Citons, à ce propos, l'annonce des pays "Six Plus Deux", faite le 12 novembre, déclarant que tout futur gouvernement afghan devrait être "une administration afghane à large base, multiethnique, équilibrée sur le plan politique et librement choisie, représentant les aspirations et en paix avec ses voisins. Cette administration doit pouvoir répondre aux besoins du peuple afghan et respecter les droits de l'homme, la stabilité régionale et les obligations internationales de l'Afghanistan".

Eliminer les auteurs de violations des droits de l'homme des forces militaires et de police afghanes
Tous les efforts doivent être consentis en vue de désarmer les individus impliqués dans de graves violations des droits humains et du droit humanitaire international et pour les exclure des nouvelles forces armées et de police civile afghanes. Cette sélection pourrait être réalisée par des autorités locales, en association avec des vérificateurs internationaux. Une telle procédure a déjà été mise en œuvre dans d'autres contextes, notamment au Salvador où les NU se sont joints aux efforts visant à exclure certains membres du personnel militaire sur la base de leurs antécédents, et en Bosnie et en Herzégovine où les NU ont procédé à une vérification scrupuleuse des candidats à des postes dans la police civile.
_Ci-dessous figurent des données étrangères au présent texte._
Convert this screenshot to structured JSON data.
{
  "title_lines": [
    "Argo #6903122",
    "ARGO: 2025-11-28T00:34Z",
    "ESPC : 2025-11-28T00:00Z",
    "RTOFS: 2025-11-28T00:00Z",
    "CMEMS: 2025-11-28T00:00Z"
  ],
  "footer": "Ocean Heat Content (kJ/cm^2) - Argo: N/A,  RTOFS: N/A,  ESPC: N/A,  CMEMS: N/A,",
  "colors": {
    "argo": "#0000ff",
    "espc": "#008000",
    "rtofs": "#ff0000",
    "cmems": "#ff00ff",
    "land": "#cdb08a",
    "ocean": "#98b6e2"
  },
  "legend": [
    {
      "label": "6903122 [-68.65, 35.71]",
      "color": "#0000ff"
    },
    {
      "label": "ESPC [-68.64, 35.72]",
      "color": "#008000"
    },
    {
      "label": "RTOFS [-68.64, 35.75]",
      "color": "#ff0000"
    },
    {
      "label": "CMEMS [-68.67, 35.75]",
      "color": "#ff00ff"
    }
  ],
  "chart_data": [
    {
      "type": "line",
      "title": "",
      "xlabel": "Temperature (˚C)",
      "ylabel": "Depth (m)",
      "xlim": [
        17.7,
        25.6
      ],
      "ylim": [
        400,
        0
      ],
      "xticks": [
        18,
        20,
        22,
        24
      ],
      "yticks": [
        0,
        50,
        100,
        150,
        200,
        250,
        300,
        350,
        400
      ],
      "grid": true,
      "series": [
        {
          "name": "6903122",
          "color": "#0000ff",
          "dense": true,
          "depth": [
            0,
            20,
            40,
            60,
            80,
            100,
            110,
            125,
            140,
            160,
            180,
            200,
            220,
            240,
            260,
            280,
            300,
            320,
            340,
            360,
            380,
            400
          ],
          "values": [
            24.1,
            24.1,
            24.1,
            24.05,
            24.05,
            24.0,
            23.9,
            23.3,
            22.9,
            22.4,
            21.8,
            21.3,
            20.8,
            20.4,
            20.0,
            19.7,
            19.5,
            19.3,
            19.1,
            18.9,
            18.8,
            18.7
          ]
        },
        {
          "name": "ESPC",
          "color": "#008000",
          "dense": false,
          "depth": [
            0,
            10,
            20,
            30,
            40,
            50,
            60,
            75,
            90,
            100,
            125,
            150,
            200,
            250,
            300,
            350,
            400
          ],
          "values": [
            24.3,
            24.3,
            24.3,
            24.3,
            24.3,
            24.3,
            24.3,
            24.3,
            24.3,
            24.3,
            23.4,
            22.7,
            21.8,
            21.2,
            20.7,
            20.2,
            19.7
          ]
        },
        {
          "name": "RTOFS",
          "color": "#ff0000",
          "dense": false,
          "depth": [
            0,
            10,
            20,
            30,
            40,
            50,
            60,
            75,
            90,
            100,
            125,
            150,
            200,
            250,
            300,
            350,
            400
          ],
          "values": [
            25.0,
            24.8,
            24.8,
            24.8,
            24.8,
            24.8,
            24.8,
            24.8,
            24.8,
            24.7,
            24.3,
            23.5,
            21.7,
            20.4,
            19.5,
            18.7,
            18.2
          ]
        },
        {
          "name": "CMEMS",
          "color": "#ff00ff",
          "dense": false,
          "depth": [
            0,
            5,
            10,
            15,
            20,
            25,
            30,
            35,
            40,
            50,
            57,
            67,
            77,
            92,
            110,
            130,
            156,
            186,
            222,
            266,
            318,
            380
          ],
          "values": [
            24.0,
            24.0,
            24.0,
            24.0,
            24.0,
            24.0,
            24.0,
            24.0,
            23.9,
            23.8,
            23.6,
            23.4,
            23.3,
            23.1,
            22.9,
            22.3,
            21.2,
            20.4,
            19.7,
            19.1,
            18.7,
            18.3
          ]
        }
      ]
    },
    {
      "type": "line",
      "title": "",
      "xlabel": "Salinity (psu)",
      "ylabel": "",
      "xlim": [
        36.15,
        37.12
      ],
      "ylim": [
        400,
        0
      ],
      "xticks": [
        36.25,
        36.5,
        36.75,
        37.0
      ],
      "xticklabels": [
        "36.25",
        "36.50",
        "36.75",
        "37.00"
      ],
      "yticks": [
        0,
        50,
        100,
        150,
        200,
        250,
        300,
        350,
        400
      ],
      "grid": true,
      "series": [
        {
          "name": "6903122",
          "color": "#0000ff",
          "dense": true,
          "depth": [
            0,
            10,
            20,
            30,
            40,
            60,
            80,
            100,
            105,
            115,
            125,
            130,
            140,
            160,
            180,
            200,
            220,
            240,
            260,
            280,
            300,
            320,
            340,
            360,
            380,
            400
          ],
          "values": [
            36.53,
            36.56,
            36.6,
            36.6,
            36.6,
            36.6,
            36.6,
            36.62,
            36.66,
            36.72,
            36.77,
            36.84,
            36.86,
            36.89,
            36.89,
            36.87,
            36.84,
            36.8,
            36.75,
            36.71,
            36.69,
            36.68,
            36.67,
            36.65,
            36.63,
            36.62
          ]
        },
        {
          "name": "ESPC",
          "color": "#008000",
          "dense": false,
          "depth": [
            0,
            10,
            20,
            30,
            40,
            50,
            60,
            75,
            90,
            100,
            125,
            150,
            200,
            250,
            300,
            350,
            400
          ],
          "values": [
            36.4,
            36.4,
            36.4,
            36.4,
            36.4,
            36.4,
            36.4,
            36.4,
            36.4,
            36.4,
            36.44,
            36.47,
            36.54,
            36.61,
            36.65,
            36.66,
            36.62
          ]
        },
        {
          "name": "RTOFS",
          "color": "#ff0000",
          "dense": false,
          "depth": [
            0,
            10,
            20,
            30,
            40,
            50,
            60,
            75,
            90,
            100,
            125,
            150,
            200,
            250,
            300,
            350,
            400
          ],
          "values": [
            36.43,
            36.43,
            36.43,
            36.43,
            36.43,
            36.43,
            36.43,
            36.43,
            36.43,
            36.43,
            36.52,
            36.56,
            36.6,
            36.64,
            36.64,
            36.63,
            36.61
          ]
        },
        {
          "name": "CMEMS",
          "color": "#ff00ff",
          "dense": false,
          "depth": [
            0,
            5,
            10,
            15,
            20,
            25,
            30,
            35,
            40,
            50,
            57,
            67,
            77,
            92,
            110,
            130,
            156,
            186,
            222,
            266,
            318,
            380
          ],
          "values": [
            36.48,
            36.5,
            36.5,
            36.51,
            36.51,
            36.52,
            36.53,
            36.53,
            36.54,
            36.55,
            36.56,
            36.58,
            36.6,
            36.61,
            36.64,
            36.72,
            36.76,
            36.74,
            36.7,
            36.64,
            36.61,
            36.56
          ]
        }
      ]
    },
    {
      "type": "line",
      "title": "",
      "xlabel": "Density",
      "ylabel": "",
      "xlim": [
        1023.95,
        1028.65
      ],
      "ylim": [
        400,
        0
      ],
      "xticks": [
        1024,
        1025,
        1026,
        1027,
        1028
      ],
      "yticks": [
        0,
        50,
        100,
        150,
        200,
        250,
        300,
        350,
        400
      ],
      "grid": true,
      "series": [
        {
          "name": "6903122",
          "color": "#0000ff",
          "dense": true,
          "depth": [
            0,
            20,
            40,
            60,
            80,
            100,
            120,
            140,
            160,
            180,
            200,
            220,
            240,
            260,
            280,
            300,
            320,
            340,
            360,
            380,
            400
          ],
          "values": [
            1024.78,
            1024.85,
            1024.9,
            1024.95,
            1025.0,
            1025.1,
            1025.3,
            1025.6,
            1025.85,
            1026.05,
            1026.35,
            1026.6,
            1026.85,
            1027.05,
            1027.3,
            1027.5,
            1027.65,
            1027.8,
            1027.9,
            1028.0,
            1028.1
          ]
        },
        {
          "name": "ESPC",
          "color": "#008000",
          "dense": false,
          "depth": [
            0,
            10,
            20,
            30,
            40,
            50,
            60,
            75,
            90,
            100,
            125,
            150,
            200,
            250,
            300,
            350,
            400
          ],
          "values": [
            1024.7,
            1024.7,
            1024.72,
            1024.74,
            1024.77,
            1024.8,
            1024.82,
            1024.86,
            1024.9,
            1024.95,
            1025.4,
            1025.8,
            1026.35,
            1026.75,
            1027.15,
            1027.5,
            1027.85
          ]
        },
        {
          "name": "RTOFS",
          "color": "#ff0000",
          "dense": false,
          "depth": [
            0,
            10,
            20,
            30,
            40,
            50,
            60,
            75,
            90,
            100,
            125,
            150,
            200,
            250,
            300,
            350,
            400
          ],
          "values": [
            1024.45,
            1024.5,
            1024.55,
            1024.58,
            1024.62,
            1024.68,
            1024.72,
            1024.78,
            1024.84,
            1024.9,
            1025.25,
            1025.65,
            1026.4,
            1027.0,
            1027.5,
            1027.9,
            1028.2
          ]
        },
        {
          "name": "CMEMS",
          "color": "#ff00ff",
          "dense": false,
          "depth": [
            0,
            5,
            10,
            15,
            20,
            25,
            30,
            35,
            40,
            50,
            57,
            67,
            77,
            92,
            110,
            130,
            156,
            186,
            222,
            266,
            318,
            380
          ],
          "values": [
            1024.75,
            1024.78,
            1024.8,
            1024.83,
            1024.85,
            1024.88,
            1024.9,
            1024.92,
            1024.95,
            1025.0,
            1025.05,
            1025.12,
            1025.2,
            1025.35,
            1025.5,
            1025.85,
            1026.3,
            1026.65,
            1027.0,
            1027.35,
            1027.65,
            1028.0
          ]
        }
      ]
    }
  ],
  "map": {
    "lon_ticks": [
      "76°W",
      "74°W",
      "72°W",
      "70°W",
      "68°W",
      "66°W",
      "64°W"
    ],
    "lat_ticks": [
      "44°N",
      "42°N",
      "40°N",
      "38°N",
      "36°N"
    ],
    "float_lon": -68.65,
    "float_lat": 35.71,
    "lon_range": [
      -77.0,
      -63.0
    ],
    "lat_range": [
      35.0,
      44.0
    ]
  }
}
2. Droits de la femme et participation des femmes

Il est essentiel que tout nouveau gouvernement mette en place des lois garantissant le droit des femmes à l'éducation, à la libre expression, à la mobilité, à l'emploi et aux soins de santé tout en mettant fin aux sanctions discriminatoires contre les femmes. Les femmes qui sont actuellement en détention pour avoir violé des lois ou des édits discriminatoires doivent être remises immédiatement en liberté. La communauté internationale devrait également aller proactivement à la rencontre des femmes afghanes afin de leur assurer l'accès à l'aide et à l'assistance dont elles ont besoin, notamment dans le domaine de l'éducation et des soins de santé. Il est tout aussi essentiel d'associer les femmes aux négociations sur la formation d'un nouveau gouvernement. Beaucoup de leaders afghanes ont lutté pendant des années contre les brutalités en Afghanistan. Ces dernières années, elles ont joué un rôle majeur en assurant la visibilité de la situation en Afghanistan sur le plan international. Un processus de constitution de gouvernement qui rejette d'emblée leur contribution ne pourrait répondre dans le futur à leurs besoins et ne pourrait prétendre reposer "sur une large base".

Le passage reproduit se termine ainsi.